Influences on my work include Black American folk artists (Sister Gertrude Morgan, e.g.), film (especially Truffaut and Fellini), literature (mostly non­ fiction, including Primo Levi, Steven Jay Gould, Scott Sanders, John McPhee but also the sublime fiction writer, Kurt Vonnegut).

I am indebted to medieval illuminated manuscripts for their elegant handling of image and text. My work is actually the exact opposite of those manuscripts which are literature embellished by visual art. My pieces are images embellished by text. I sometimes felt like a medieval scribe while working on the small editions I made of my photographs with text. As I copied the words from one photograph to the next, the story usually changed a bit- it is difficult to match handwriting exactly within the existing space, or I got a better idea for how I want to phrase something- so no two prints from an edition are precisely the same.


Jeffrey A. Wolin is Ruth N. Halls Professor Emeritus of Photography at Indiana University. Wolin’s photographs have been exhibited in over 100 exhibitions in the US and Europe, including solo shows at the Art Institute of Chicago, International Center of Photography in New York, George Eastman Museum in Rochester and the Museum of Contemporary Photography in Chicago and group exhibitions at Museum of Modern Art, Whitney Museum, and LA County Museum of Art. His career retrospective, Portraying Memory, opened recently at the Eskenazi Museum of Art.

His photographs are in the permanent collections of numerous museums including the Metropolitan Museum of Art, New York; Los Angeles County Museum of Art; San Francisco Museum of Modern Art; Nelson-Atkins Museum of Art, Kansas City; Cleveland Museum of Art; Houston Museum of Fine Arts; Art Institute of Chicago; New York Public Library; George Eastman Museum, Rochester; Whitney Museum of American Art, New York; Bibliotèque Nationale de France, Paris; and Museum of Modern Art, New York.

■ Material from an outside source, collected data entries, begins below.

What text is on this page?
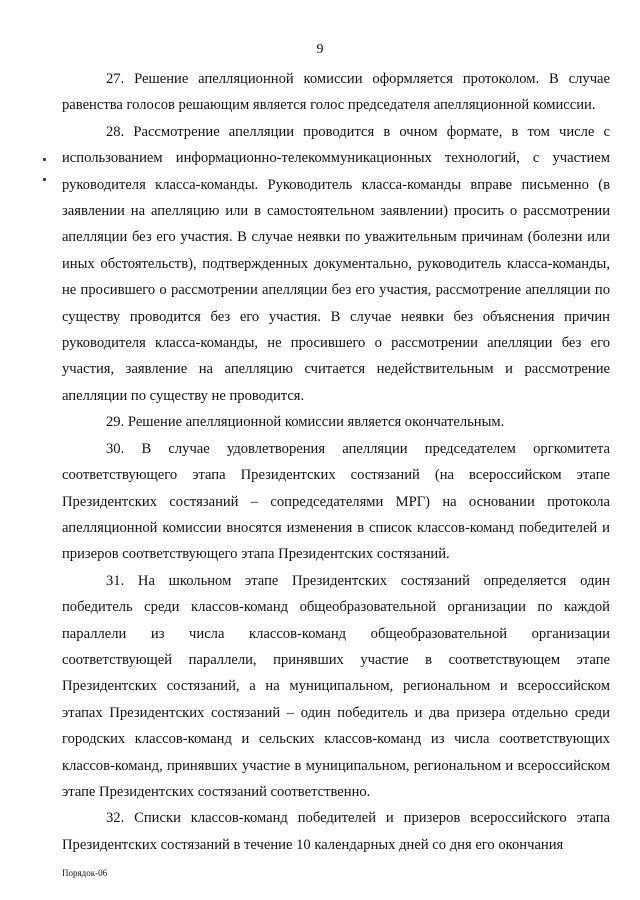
9

27. Решение апелляционной комиссии оформляется протоколом. В случае равенства голосов решающим является голос председателя апелляционной комиссии.

28. Рассмотрение апелляции проводится в очном формате, в том числе с использованием информационно-телекоммуникационных технологий, с участием руководителя класса-команды. Руководитель класса-команды вправе письменно (в заявлении на апелляцию или в самостоятельном заявлении) просить о рассмотрении апелляции без его участия. В случае неявки по уважительным причинам (болезни или иных обстоятельств), подтвержденных документально, руководитель класса-команды, не просившего о рассмотрении апелляции без его участия, рассмотрение апелляции по существу проводится без его участия. В случае неявки без объяснения причин руководителя класса-команды, не просившего о рассмотрении апелляции без его участия, заявление на апелляцию считается недействительным и рассмотрение апелляции по существу не проводится.

29. Решение апелляционной комиссии является окончательным.

30. В случае удовлетворения апелляции председателем оргкомитета соответствующего этапа Президентских состязаний (на всероссийском этапе Президентских состязаний – сопредседателями МРГ) на основании протокола апелляционной комиссии вносятся изменения в список классов-команд победителей и призеров соответствующего этапа Президентских состязаний.

31. На школьном этапе Президентских состязаний определяется один победитель среди классов-команд общеобразовательной организации по каждой параллели из числа классов-команд общеобразовательной организации соответствующей параллели, принявших участие в соответствующем этапе Президентских состязаний, а на муниципальном, региональном и всероссийском этапах Президентских состязаний – один победитель и два призера отдельно среди городских классов-команд и сельских классов-команд из числа соответствующих классов-команд, принявших участие в муниципальном, региональном и всероссийском этапе Президентских состязаний соответственно.

32. Списки классов-команд победителей и призеров всероссийского этапа Президентских состязаний в течение 10 календарных дней со дня его окончания

Порядок-06
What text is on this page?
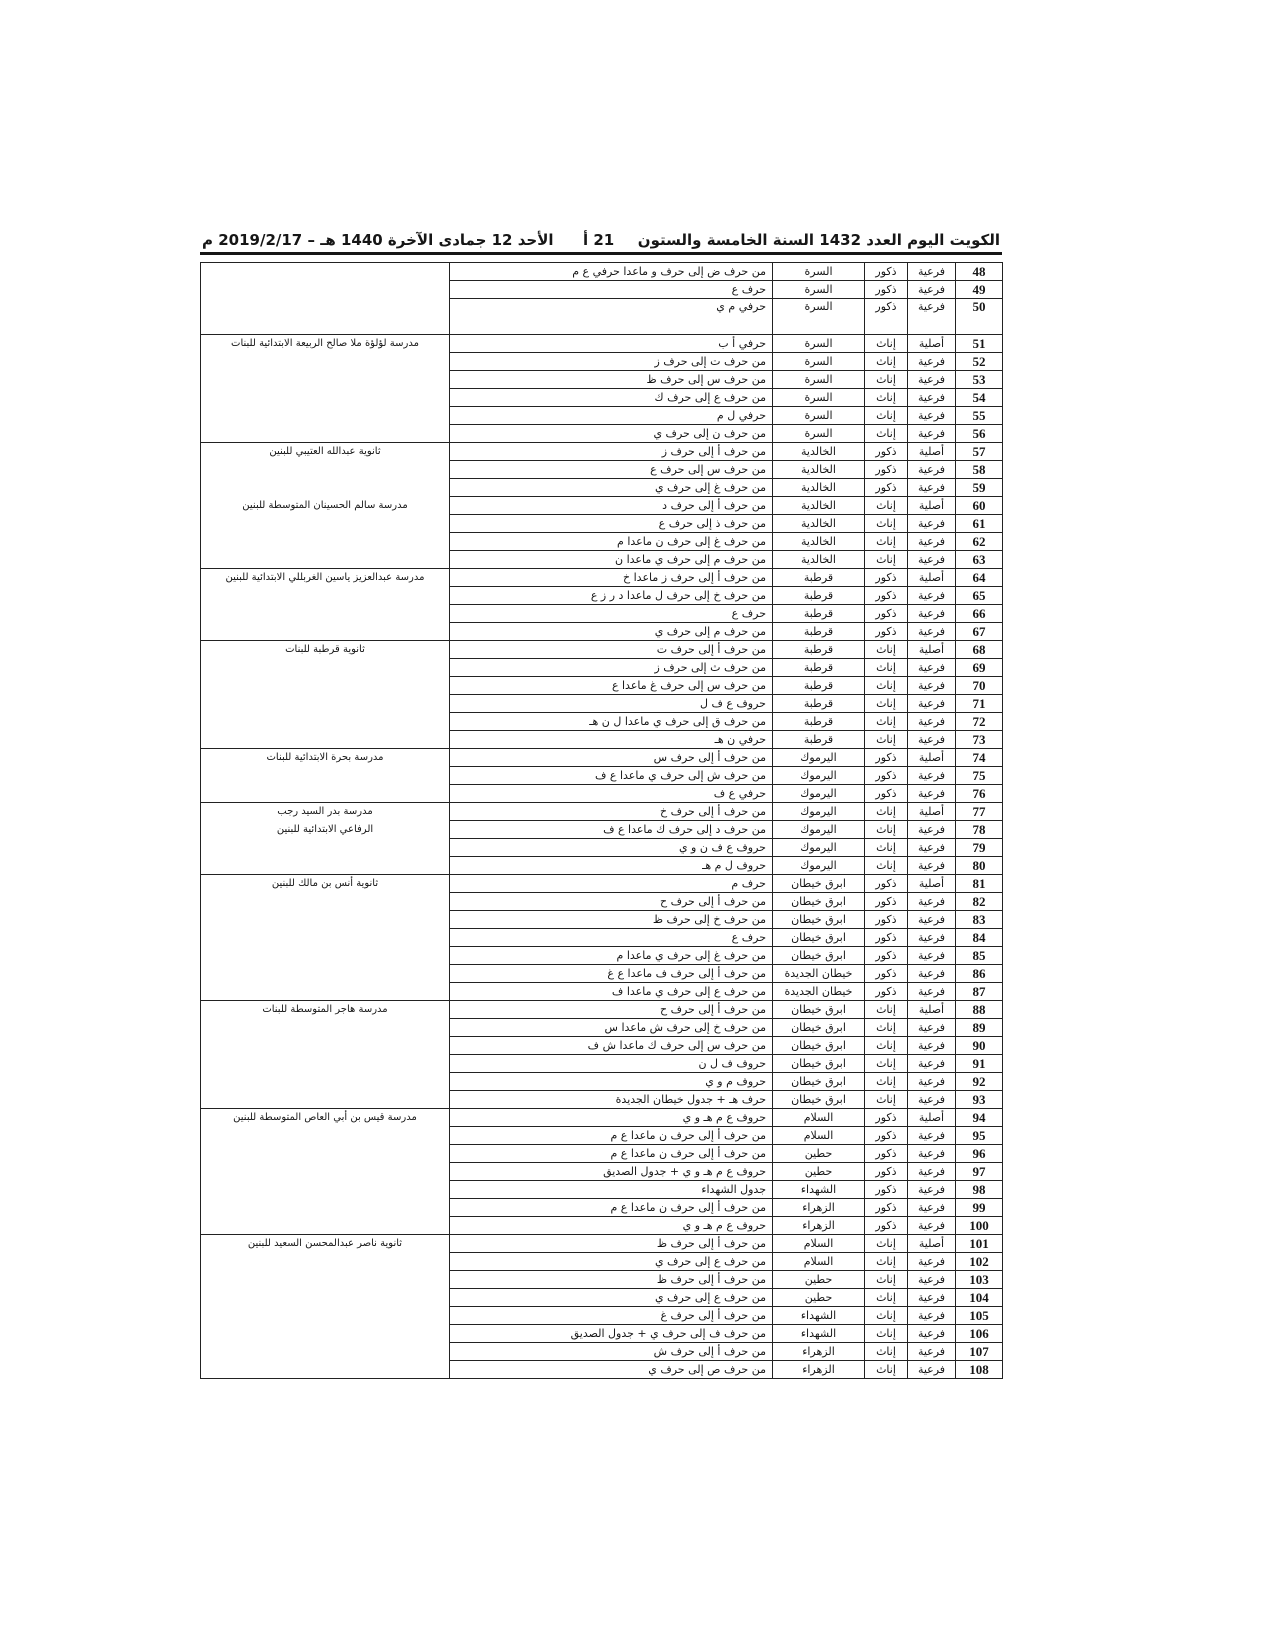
الكويت اليوم العدد 1432 السنة الخامسة والستون
21 أ
الأحد 12 جمادى الآخرة 1440 هـ – 2019/2/17 م
48	فرعية	ذكور	السرة	من حرف ض إلى حرف و ماعدا حرفي ع م	
49	فرعية	ذكور	السرة	حرف ع	
50	فرعية	ذكور	السرة	حرفي م ي	
51	أصلية	إناث	السرة	حرفي أ ب	مدرسة لؤلؤة ملا صالح الربيعة الابتدائية للبنات
52	فرعية	إناث	السرة	من حرف ت إلى حرف ز	
53	فرعية	إناث	السرة	من حرف س إلى حرف ظ	
54	فرعية	إناث	السرة	من حرف ع إلى حرف ك	
55	فرعية	إناث	السرة	حرفي ل م	
56	فرعية	إناث	السرة	من حرف ن إلى حرف ي	
57	أصلية	ذكور	الخالدية	من حرف أ إلى حرف ز	ثانوية عبدالله العتيبي للبنين
58	فرعية	ذكور	الخالدية	من حرف س إلى حرف ع	
59	فرعية	ذكور	الخالدية	من حرف غ إلى حرف ي	
60	أصلية	إناث	الخالدية	من حرف أ إلى حرف د	مدرسة سالم الحسينان المتوسطة للبنين
61	فرعية	إناث	الخالدية	من حرف ذ إلى حرف ع	
62	فرعية	إناث	الخالدية	من حرف غ إلى حرف ن ماعدا م	
63	فرعية	إناث	الخالدية	من حرف م إلى حرف ي ماعدا ن	
64	أصلية	ذكور	قرطبة	من حرف أ إلى حرف ز ماعدا خ	مدرسة عبدالعزيز ياسين الغربللي الابتدائية للبنين
65	فرعية	ذكور	قرطبة	من حرف خ إلى حرف ل ماعدا د ر ز ع	
66	فرعية	ذكور	قرطبة	حرف ع	
67	فرعية	ذكور	قرطبة	من حرف م إلى حرف ي	
68	أصلية	إناث	قرطبة	من حرف أ إلى حرف ت	ثانوية قرطبة للبنات
69	فرعية	إناث	قرطبة	من حرف ث إلى حرف ز	
70	فرعية	إناث	قرطبة	من حرف س إلى حرف غ ماعدا ع	
71	فرعية	إناث	قرطبة	حروف ع ف ل	
72	فرعية	إناث	قرطبة	من حرف ق إلى حرف ي ماعدا ل ن هـ	
73	فرعية	إناث	قرطبة	حرفي ن هـ	
74	أصلية	ذكور	اليرموك	من حرف أ إلى حرف س	مدرسة بحرة الابتدائية للبنات
75	فرعية	ذكور	اليرموك	من حرف ش إلى حرف ي ماعدا ع ف	
76	فرعية	ذكور	اليرموك	حرفي ع ف	
77	أصلية	إناث	اليرموك	من حرف أ إلى حرف خ	مدرسة بدر السيد رجب
78	فرعية	إناث	اليرموك	من حرف د إلى حرف ك ماعدا ع ف	الرفاعي الابتدائية للبنين
79	فرعية	إناث	اليرموك	حروف ع ف ن و ي	
80	فرعية	إناث	اليرموك	حروف ل م هـ	
81	أصلية	ذكور	ابرق خيطان	حرف م	ثانوية أنس بن مالك للبنين
82	فرعية	ذكور	ابرق خيطان	من حرف أ إلى حرف ح	
83	فرعية	ذكور	ابرق خيطان	من حرف خ إلى حرف ظ	
84	فرعية	ذكور	ابرق خيطان	حرف ع	
85	فرعية	ذكور	ابرق خيطان	من حرف غ إلى حرف ي ماعدا م	
86	فرعية	ذكور	خيطان الجديدة	من حرف أ إلى حرف ف ماعدا ع غ	
87	فرعية	ذكور	خيطان الجديدة	من حرف ع إلى حرف ي ماعدا ف	
88	أصلية	إناث	ابرق خيطان	من حرف أ إلى حرف ح	مدرسة هاجر المتوسطة للبنات
89	فرعية	إناث	ابرق خيطان	من حرف خ إلى حرف ش ماعدا س	
90	فرعية	إناث	ابرق خيطان	من حرف س إلى حرف ك ماعدا ش ف	
91	فرعية	إناث	ابرق خيطان	حروف ف ل ن	
92	فرعية	إناث	ابرق خيطان	حروف م و ي	
93	فرعية	إناث	ابرق خيطان	حرف هـ + جدول خيطان الجديدة	
94	أصلية	ذكور	السلام	حروف ع م هـ و ي	مدرسة قيس بن أبي العاص المتوسطة للبنين
95	فرعية	ذكور	السلام	من حرف أ إلى حرف ن ماعدا ع م	
96	فرعية	ذكور	حطين	من حرف أ إلى حرف ن ماعدا ع م	
97	فرعية	ذكور	حطين	حروف ع م هـ و ي + جدول الصديق	
98	فرعية	ذكور	الشهداء	جدول الشهداء	
99	فرعية	ذكور	الزهراء	من حرف أ إلى حرف ن ماعدا ع م	
100	فرعية	ذكور	الزهراء	حروف ع م هـ و ي	
101	أصلية	إناث	السلام	من حرف أ إلى حرف ظ	ثانوية ناصر عبدالمحسن السعيد للبنين
102	فرعية	إناث	السلام	من حرف ع إلى حرف ي	
103	فرعية	إناث	حطين	من حرف أ إلى حرف ظ	
104	فرعية	إناث	حطين	من حرف ع إلى حرف ي	
105	فرعية	إناث	الشهداء	من حرف أ إلى حرف غ	
106	فرعية	إناث	الشهداء	من حرف ف إلى حرف ي + جدول الصديق	
107	فرعية	إناث	الزهراء	من حرف أ إلى حرف ش	
108	فرعية	إناث	الزهراء	من حرف ص إلى حرف ي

Wolin’s work is included in dozens of books including seven monographs: Written in Memory: Portraits of the Holocaust, Chronicle Books, San Francisco; Inconvenient Stories: Vietnam War Veterans, Umbrage Editions, New York; Stone Country, Indiana University Press, Bloomington; Pigeon Hill: Then & Now, Kehrer Verlag, Heidelberg & Berlin; Faces of Homelessness, Kehrer Verlag, Heidelberg; Portraying Memory, Kehrer Verlag, Heidelberg. Other publications include Swimmers, Aperture, New York; Waterproof, Editions Stemmle, Zurich; An American Century of Photography, Abrams, New York; Searching for Memory, Basic Books, New York; Common Ground, Merrell, London & New York; and Mémoire des Camps, Editions Marval, Paris.

Wolin is the recipient of two Visual Artist Fellowships from the National Endowment for the Arts and a Guggenheim Fellowship.